UNHCR News Stories, 04 Oct 2011
"We urge all armed groups and forces in Somalia to avoid targeting civilian areas and to ensure that civilians are not being placed in harm's way," UNHCR spokesman Adrian Edwards told journalists in Geneva.
"We have received initial, unconfirmed reports of deaths and scores of injured people. We are especially worried about the fighting and worsening situation around the town of Dobley, near the Somali-Kenyan border. Dobley is the main transit point for Somalis en route to Dadaab refugee camps," added Edwards.
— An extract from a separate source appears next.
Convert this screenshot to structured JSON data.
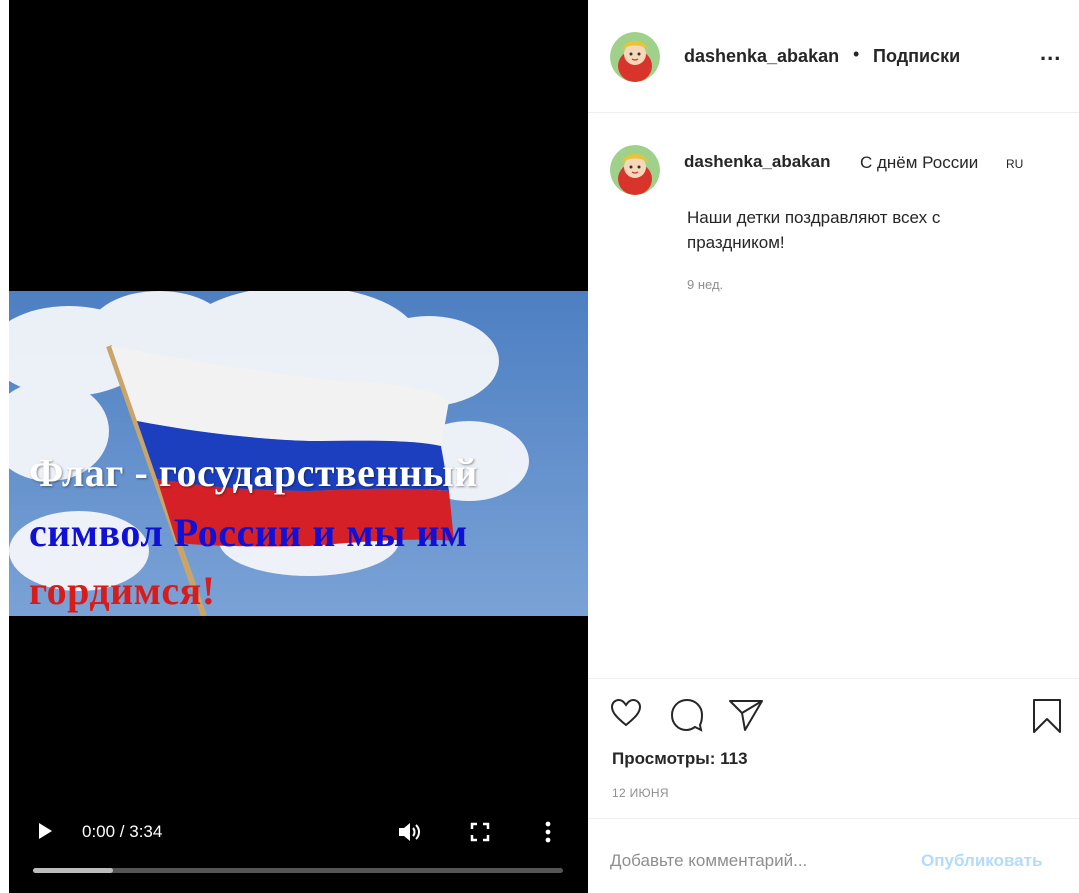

He spoke as news reports from the Somali capital, Mogadishu, said a truck bomb had exploded near a government ministry and killed at least 65 people. It was the largest attack since the Al Shabaab militia withdrew its forces from the city in August.
Edwards said UNHCR was particularly worried about the well-being and safety of displaced Somalis who are likely to get caught in fighting while fleeing through the Dobley area. "Our partners in tracking the movements of populations inside Somalia report that some 65 families make the journey from Dobley to Liboi in Kenya each day en route to Dadaab [refugee complex in Kenya]," he said.
"Many also use alternate routes through Diif and Degelema on the Somali side and Dhadag Bulla in Kenya. On average, 1,000 new Somali refugees continue to arrive in Dadaab camps every day. These camps are now home to more than 456,000 refugees," the spokesman added.
Although UNHCR has yet to ascertain the number of people fleeing from Dobley, the refugee agency estimates the new displacement to be significant. In addition to having its own local population, Dobley was also a temporary shelter for many internally displaced people from other parts of southern Somalia and farmers displaced from areas around Dobley.
Relentless fighting, human rights abuses, crippling drought and famine have forced more than 300,000 Somalis to leave their country since the beginning of the year. Two thirds of this number fled over the past four months alone. Many died inside Somalia. Others perished either en route to safety or upon reaching the camps – weakened by hunger, the gruelling journey on foot, and disease.
Before the latest episode of violence, several aid agencies were providing assistance in Dobley.
Meanwhile, there are dozens of new Somali arrivals at the Kenyan border town of Liboi, where they are awaiting transport to the Dadaab refugee camps some 80 kilometres away. Due to heightened tensions and insecurity in the border area humanitarian agencies have not been traveling to Liboi for several days now. "We hope the convoys transporting weak and exhausted Somali refugees from the border to Dadaab camps will resume as soon as possible," Edwards said.